Die genannten Gründe für die Schließung des Stadtteilladens Mittelbuchen seien nahezu sämtlich mit zahlreichen Gegenargumenten aus den Reihen der Ortsbeiratsmitglieder entkräftet worden, so Geier-Roth. Dem zugehörigen Protokoll ist zudem zu entnehmen, dass es aufseiten der Stadt Hanau keinerlei Eingang von Beschwerden der Bürger über die Schließung gebe. „Alle Ortsbeiräte haben sich der Reihe nach zu Wort gemeldet und zahlreiche Argumente vorgebracht, die für den Erhalt des Stadtteilladens sprechen.“
Ortsvorsteherin spricht von „fadenscheinigen Schließungsgründen“
Geier-Roth spricht von „fadenscheinigen Schließungsgründen“ und führt als Beispiel die Digitalisierung an. „Ich komme selber aus der Branche und weiß, dass gerade die digitalen Möglichkeiten in Sachen Stadtteilladen eine Chance sind. Denn durch die Digitalisierung ist es doch egal, wo derjenige sitzt, der die Arbeit verrichtet. Wenn in Mittelbuchen dann gerade kein Publikumsverkehr herrscht, können dank der digitalen Möglichkeiten andere Arbeiten verrichtet werden.“
Sie verweist zudem auf den CO2-Fußabdruck. „Statt dass 100 Menschen von Mittelbuchen aus zum Bürgerservice in die Stadt fahren, wäre es doch besser, wenn ein Verwaltungsangestellter von Hanau nach Mittelbuchen fahren würde.“ Zudem zählt sie Argumente wie die Altersstruktur im Stadtteil auf und verweist darauf, dass ohnehin nur sehr wenige Services rein digital ablaufen. „Oft kann man online nur einen Termin vereinbaren und muss den Rest dann doch vor Ort erledigen.“ Auch das Argument der Mietkosten entkräftet der Ortsbeirat und verweist darauf, dass das Gebäude an der Wachenbuchener Straße, in dem sich der Stadtteilladen befindet, ohnehin der Stadt gehöre.

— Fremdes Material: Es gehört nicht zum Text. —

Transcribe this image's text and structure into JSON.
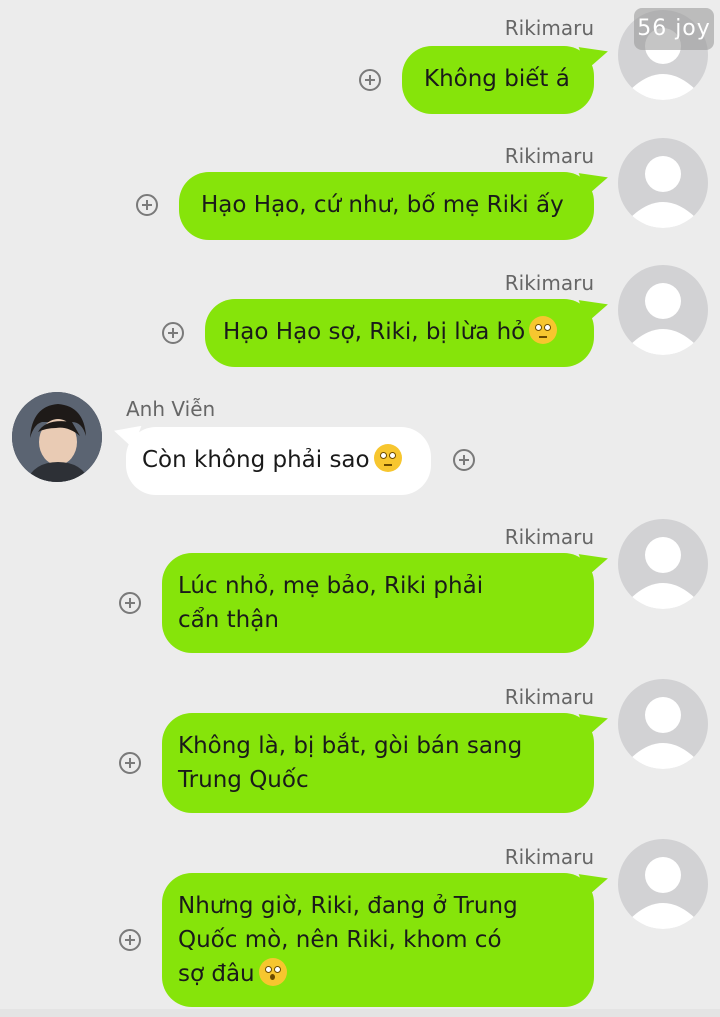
{
  "watermark": "56 joy",
  "colors": {
    "outgoing_bubble": "#86e40a",
    "incoming_bubble": "#ffffff",
    "background": "#ececec"
  },
  "messages": [
    {
      "sender": "Rikimaru",
      "text": "Không biết á",
      "direction": "out"
    },
    {
      "sender": "Rikimaru",
      "text": "Hạo Hạo, cứ như, bố mẹ Riki ấy",
      "direction": "out"
    },
    {
      "sender": "Rikimaru",
      "text": "Hạo Hạo sợ, Riki, bị lừa hỏ",
      "emoji": "face-with-rolling-eyes",
      "direction": "out"
    },
    {
      "sender": "Anh Viễn",
      "text": "Còn không phải sao",
      "emoji": "face-with-rolling-eyes",
      "direction": "in"
    },
    {
      "sender": "Rikimaru",
      "line1": "Lúc nhỏ, mẹ bảo, Riki phải",
      "line2": "cẩn thận",
      "direction": "out"
    },
    {
      "sender": "Rikimaru",
      "line1": "Không là, bị bắt, gòi bán sang",
      "line2": "Trung Quốc",
      "direction": "out"
    },
    {
      "sender": "Rikimaru",
      "line1": "Nhưng giờ, Riki, đang ở Trung",
      "line2": "Quốc mò, nên Riki, khom có",
      "line3": "sợ đâu",
      "emoji": "kissing-face",
      "direction": "out"
    }
  ]
}
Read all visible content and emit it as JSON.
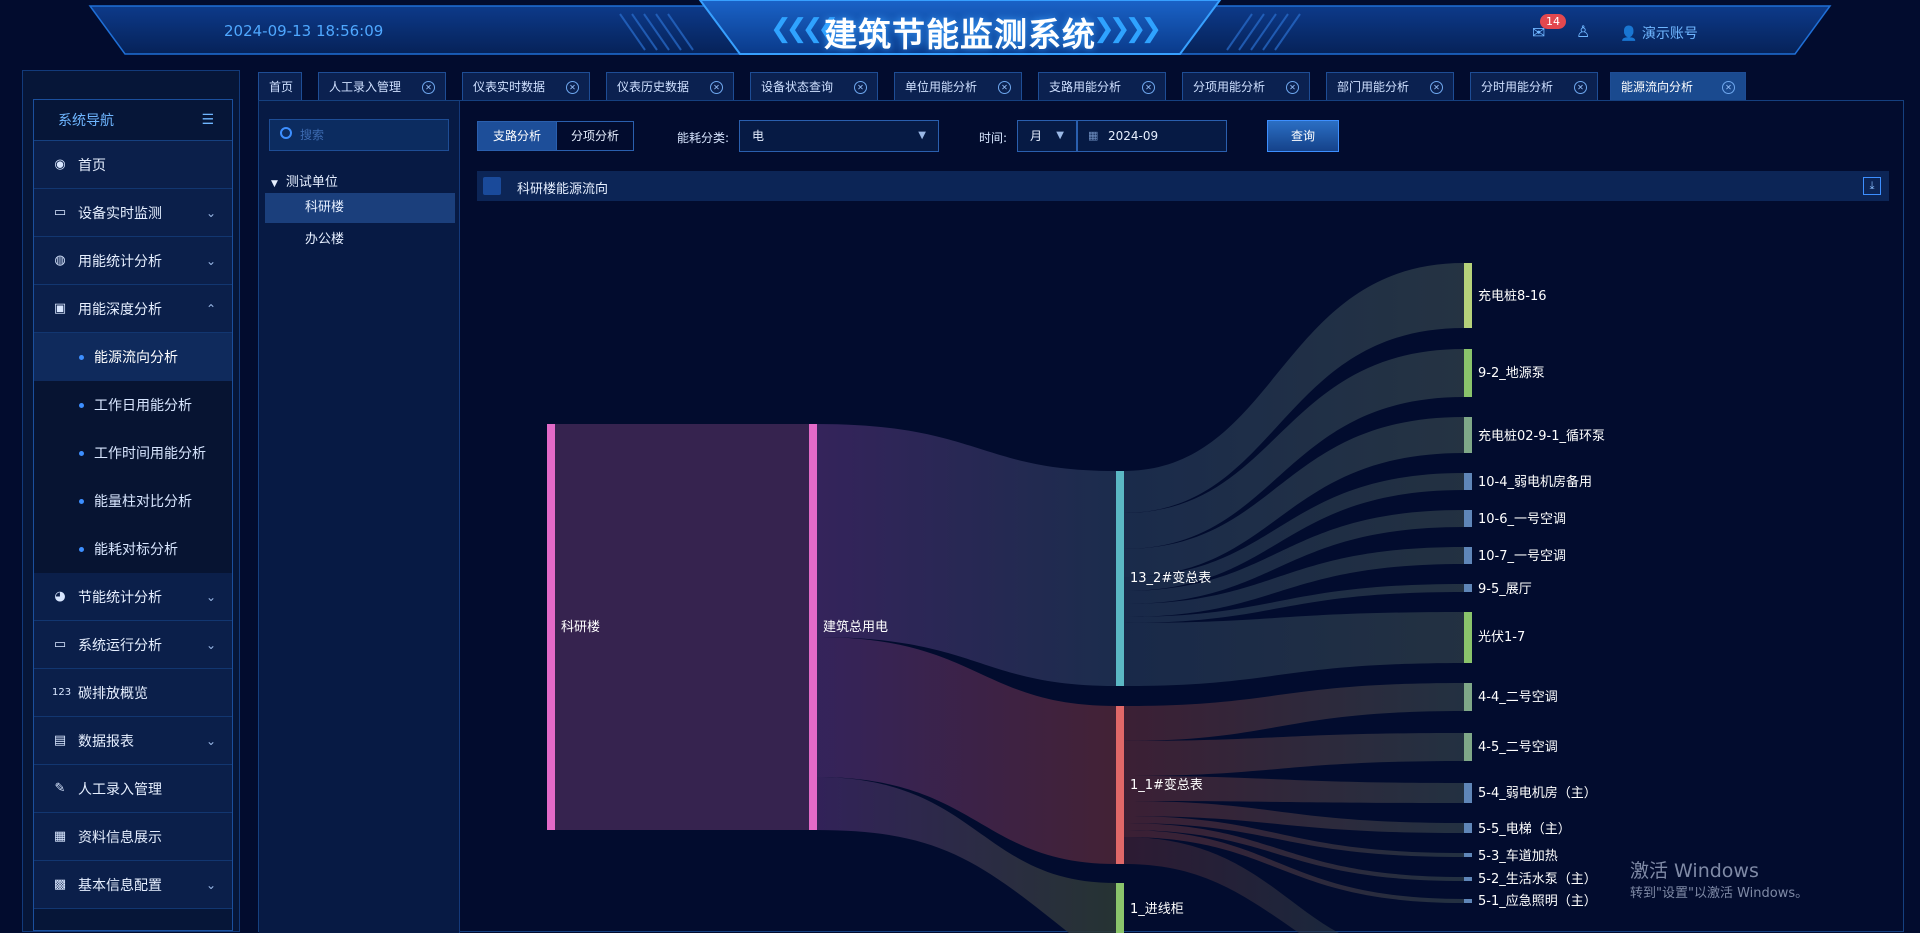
{
  "header": {
    "datetime": "2024-09-13 18:56:09",
    "title": "建筑节能监测系统",
    "chevrons_left": "❮❮❮❮",
    "chevrons_right": "❯❯❯❯",
    "message_count": "14",
    "account": "演示账号",
    "accent_color": "#2fa3ff"
  },
  "sidebar": {
    "title": "系统导航",
    "items": [
      {
        "label": "首页",
        "icon": "dashboard-icon"
      },
      {
        "label": "设备实时监测",
        "icon": "monitor-icon",
        "expand": "⌄"
      },
      {
        "label": "用能统计分析",
        "icon": "chart-icon",
        "expand": "⌄"
      },
      {
        "label": "用能深度分析",
        "icon": "analysis-icon",
        "expand": "⌃"
      }
    ],
    "sub_items": [
      {
        "label": "能源流向分析"
      },
      {
        "label": "工作日用能分析"
      },
      {
        "label": "工作时间用能分析"
      },
      {
        "label": "能量柱对比分析"
      },
      {
        "label": "能耗对标分析"
      }
    ],
    "items_after": [
      {
        "label": "节能统计分析",
        "icon": "globe-icon",
        "expand": "⌄"
      },
      {
        "label": "系统运行分析",
        "icon": "monitor-icon",
        "expand": "⌄"
      },
      {
        "label": "碳排放概览",
        "icon": "counter-icon"
      },
      {
        "label": "数据报表",
        "icon": "report-icon",
        "expand": "⌄"
      },
      {
        "label": "人工录入管理",
        "icon": "edit-icon"
      },
      {
        "label": "资料信息展示",
        "icon": "info-icon"
      },
      {
        "label": "基本信息配置",
        "icon": "config-icon",
        "expand": "⌄"
      }
    ]
  },
  "tabs": [
    {
      "label": "首页"
    },
    {
      "label": "人工录入管理"
    },
    {
      "label": "仪表实时数据"
    },
    {
      "label": "仪表历史数据"
    },
    {
      "label": "设备状态查询"
    },
    {
      "label": "单位用能分析"
    },
    {
      "label": "支路用能分析"
    },
    {
      "label": "分项用能分析"
    },
    {
      "label": "部门用能分析"
    },
    {
      "label": "分时用能分析"
    },
    {
      "label": "能源流向分析"
    }
  ],
  "tree": {
    "search_placeholder": "搜索",
    "root": "测试单位",
    "nodes": [
      "科研楼",
      "办公楼"
    ]
  },
  "toolbar": {
    "seg_branch": "支路分析",
    "seg_item": "分项分析",
    "energy_label": "能耗分类:",
    "energy_value": "电",
    "time_label": "时间:",
    "period_value": "月",
    "date_value": "2024-09",
    "query_label": "查询"
  },
  "panel": {
    "title": "科研楼能源流向"
  },
  "chart_data": {
    "type": "sankey",
    "nodes": [
      {
        "name": "科研楼",
        "color": "#e36ac8"
      },
      {
        "name": "建筑总用电",
        "color": "#e36ac8"
      },
      {
        "name": "13_2#变总表",
        "color": "#5bb8c4"
      },
      {
        "name": "1_1#变总表",
        "color": "#e06868"
      },
      {
        "name": "1_进线柜",
        "color": "#8ac46b"
      },
      {
        "name": "充电桩8-16",
        "color": "#b6d27a"
      },
      {
        "name": "9-2_地源泵",
        "color": "#8ac46b"
      },
      {
        "name": "充电桩02-9-1_循环泵",
        "color": "#7fa888"
      },
      {
        "name": "10-4_弱电机房备用",
        "color": "#5f86b8"
      },
      {
        "name": "10-6_一号空调",
        "color": "#5f86b8"
      },
      {
        "name": "10-7_一号空调",
        "color": "#5f86b8"
      },
      {
        "name": "9-5_展厅",
        "color": "#5f86b8"
      },
      {
        "name": "光伏1-7",
        "color": "#8ac46b"
      },
      {
        "name": "4-4_二号空调",
        "color": "#7fa888"
      },
      {
        "name": "4-5_二号空调",
        "color": "#7fa888"
      },
      {
        "name": "5-4_弱电机房（主）",
        "color": "#5f86b8"
      },
      {
        "name": "5-5_电梯（主）",
        "color": "#5f86b8"
      },
      {
        "name": "5-3_车道加热",
        "color": "#5f86b8"
      },
      {
        "name": "5-2_生活水泵（主）",
        "color": "#5f86b8"
      },
      {
        "name": "5-1_应急照明（主）",
        "color": "#5f86b8"
      }
    ]
  },
  "watermark": {
    "line1": "激活 Windows",
    "line2": "转到\"设置\"以激活 Windows。"
  }
}
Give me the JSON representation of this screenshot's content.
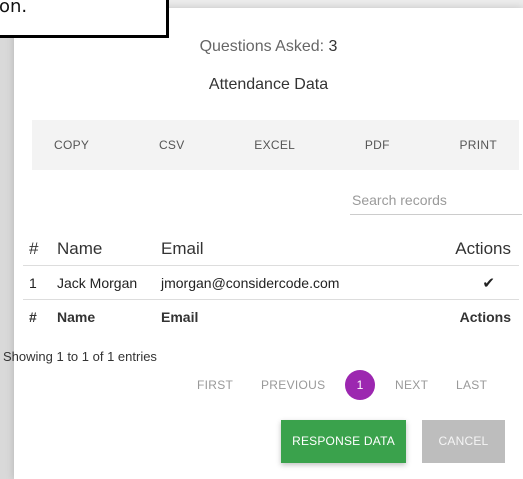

Für den Ortsbeirat und Geier-Roth bestätigt sich mit der Schließung einmal mehr das Gefühl, abgehängt zu sein. „Mittelbuchen scheint im Rathaus weit weg. Wir mussten in der letzten Zeit ja auch die Schließung der Sparkasse hinnehmen. Deshalb haben wir, als dieser Rückzug im vergangenen Jahr bekannt wurde, und unter dem Eindruck des gefühlten Zurückziehens und eines zunehmenden Zentralismus der Kernstadt, einen Antrag gestellt, dass wir einen fundierten Stadtteilentwicklungsprozess für Mittelbuchen mit hauptamtlicher Unterstützung ins Leben rufen wollen.“
Alle neun Ortsbeiratsmitglieder verlassen sich nun auf das, was im Auseinandersetzungsvertrag festgehalten ist, und hoffen auf eine Wiedereröffnung des Stadtteilladens. „Solange uns nicht eine höhere Ebene sagt, dass der Vertrag nicht mehr gültig ist.“ Dann aber stelle sich eine ganz andere Frage: Was ist mit den anderen im Vertrag festgehalten Punkten? Der Ortbeirat formuliert es drastisch: Wenn der Auseinandersetzungsvertrag nicht mehr gelte, dann gelte auch nicht mehr, dass Mittelbuchen zu Hanau gehöre.